A 2012 Cochrane systematic review was undertaken to assess the effect of antibiotics in adults with clinically diagnosed rhinosinusitis in primary care settings. Acute rhinosinusitis is a common condition that involves blockage of the nose passage and mucus in the sinuses. It is often caused by a viral upper respiratory tract infection of which only 0.5% to 2% of cases are estimated to be complicated by a bacterial rhinosinusitis. Nevertheless, antibiotics (used to treat bacterial infections) are often prescribed. Unnecessary prescribing contributes to antimicrobial resistance in the community. The authors concluded that given the lack of clear benefit in terms of rapid recovery and the increase in side effects in participants treated with antibiotics, antibiotics are not recommended as first line treatment in adults with clinically diagnosed acute rhinosinusitis.

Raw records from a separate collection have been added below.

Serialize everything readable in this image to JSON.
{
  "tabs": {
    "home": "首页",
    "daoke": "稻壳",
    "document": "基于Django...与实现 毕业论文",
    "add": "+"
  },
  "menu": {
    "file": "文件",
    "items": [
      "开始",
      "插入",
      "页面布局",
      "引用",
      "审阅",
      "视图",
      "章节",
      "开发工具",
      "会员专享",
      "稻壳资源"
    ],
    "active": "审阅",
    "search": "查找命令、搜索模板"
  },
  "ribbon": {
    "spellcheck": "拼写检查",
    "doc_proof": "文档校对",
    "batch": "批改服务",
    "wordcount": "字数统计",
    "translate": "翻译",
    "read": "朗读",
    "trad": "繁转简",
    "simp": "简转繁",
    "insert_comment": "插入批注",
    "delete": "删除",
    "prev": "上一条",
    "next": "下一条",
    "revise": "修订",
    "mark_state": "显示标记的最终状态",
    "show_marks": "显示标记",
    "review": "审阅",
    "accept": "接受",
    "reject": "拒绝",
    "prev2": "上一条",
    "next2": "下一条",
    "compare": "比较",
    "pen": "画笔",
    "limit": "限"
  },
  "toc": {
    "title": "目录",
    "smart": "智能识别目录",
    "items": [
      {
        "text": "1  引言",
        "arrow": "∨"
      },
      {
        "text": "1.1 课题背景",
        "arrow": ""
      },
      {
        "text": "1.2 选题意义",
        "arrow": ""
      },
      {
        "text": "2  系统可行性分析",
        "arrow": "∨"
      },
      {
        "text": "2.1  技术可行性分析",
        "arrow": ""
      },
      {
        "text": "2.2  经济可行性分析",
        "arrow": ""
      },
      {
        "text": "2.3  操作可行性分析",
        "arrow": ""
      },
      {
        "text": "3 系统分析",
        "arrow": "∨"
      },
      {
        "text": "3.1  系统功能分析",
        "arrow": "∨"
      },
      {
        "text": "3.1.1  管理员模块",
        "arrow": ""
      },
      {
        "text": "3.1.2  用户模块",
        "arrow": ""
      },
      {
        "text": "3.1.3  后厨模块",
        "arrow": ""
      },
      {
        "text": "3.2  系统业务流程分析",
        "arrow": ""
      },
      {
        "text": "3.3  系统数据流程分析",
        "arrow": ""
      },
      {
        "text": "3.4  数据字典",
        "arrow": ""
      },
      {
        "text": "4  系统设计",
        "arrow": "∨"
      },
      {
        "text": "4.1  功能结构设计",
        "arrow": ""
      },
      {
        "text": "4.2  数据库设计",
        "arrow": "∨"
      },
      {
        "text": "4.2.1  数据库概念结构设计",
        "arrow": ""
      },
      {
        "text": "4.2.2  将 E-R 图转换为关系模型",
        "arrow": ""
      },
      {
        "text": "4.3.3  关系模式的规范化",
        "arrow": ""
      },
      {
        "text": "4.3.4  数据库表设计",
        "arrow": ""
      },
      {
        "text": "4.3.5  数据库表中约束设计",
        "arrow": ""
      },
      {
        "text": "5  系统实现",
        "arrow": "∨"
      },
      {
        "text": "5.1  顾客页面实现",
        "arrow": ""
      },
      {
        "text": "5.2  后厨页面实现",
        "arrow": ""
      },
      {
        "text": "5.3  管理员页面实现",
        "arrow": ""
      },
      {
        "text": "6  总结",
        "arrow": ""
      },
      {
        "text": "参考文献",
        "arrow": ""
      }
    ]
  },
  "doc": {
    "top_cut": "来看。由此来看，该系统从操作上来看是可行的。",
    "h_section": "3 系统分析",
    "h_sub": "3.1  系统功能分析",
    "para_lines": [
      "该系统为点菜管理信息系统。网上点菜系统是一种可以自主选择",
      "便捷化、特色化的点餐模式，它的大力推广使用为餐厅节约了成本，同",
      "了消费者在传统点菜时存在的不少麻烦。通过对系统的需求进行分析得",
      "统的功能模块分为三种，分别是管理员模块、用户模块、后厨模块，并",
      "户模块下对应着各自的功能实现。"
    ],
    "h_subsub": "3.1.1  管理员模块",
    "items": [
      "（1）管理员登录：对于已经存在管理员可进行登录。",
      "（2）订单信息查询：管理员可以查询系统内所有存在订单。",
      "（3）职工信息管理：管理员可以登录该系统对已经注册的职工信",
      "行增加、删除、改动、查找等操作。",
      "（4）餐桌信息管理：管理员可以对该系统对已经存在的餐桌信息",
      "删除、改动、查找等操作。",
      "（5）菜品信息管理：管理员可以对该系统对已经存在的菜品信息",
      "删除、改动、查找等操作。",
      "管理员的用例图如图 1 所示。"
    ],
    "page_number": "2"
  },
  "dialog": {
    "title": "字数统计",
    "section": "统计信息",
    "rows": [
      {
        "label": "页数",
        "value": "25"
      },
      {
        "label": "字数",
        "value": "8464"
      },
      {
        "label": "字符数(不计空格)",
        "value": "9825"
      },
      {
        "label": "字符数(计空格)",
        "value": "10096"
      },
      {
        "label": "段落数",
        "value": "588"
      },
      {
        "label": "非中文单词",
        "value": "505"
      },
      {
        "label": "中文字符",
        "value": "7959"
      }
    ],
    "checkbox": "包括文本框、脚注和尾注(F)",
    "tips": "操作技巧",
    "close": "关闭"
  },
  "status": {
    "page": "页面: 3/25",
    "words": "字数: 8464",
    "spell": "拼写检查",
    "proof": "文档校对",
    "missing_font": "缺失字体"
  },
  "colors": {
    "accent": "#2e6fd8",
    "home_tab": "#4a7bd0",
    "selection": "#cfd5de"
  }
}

Clinical Recommendation Statements
The following evidence statements are extracted from the referenced clinical guidelines: AAO-HNS Sinusitis Guideline (2015).
Clinicians should distinguish presumed acute bacterial rhinosinusitis (ABRS) from acute rhinosinusitis caused by viral upper respiratory infections and non-infectious conditions. A clinician should diagnose ABRS when (a) symptoms or signs of acute rhinosinusitis (purulent nasal drainage accompanies by nasal obstruction, facial pain-pressurefullness, or both) persist without evidence of improvement for at least 10 days beyond the onset of upper respiratory symptoms, or (b) symptoms or signs of acute rhinosinusitis worsen within 10 days after an initial improvement (double worsening).
Strong recommendation based on diagnostic studies with minor limitations and a preponderance of benefit over harm.
The purpose of this statement is to emphasize the importance of differentiating acute bacterial rhinosinusitis (ABRS) from acute rhinosinusitis (ARS) caused by viral upper respiratory infections to prevent unnecessary treatment with antibiotics. Distinguishing presumed bacterial vs. viral infection is important because antibiotic therapy is inappropriate for the latter.
A quality improvement opportunity addressed by this guideline key action statement is the avoidance of inappropriate use of antibiotics for presumed viral infections. More than one in five antibiotics prescribed in adults are for sinusitis, making it the fifth most common diagnosis responsible for antibiotic therapy.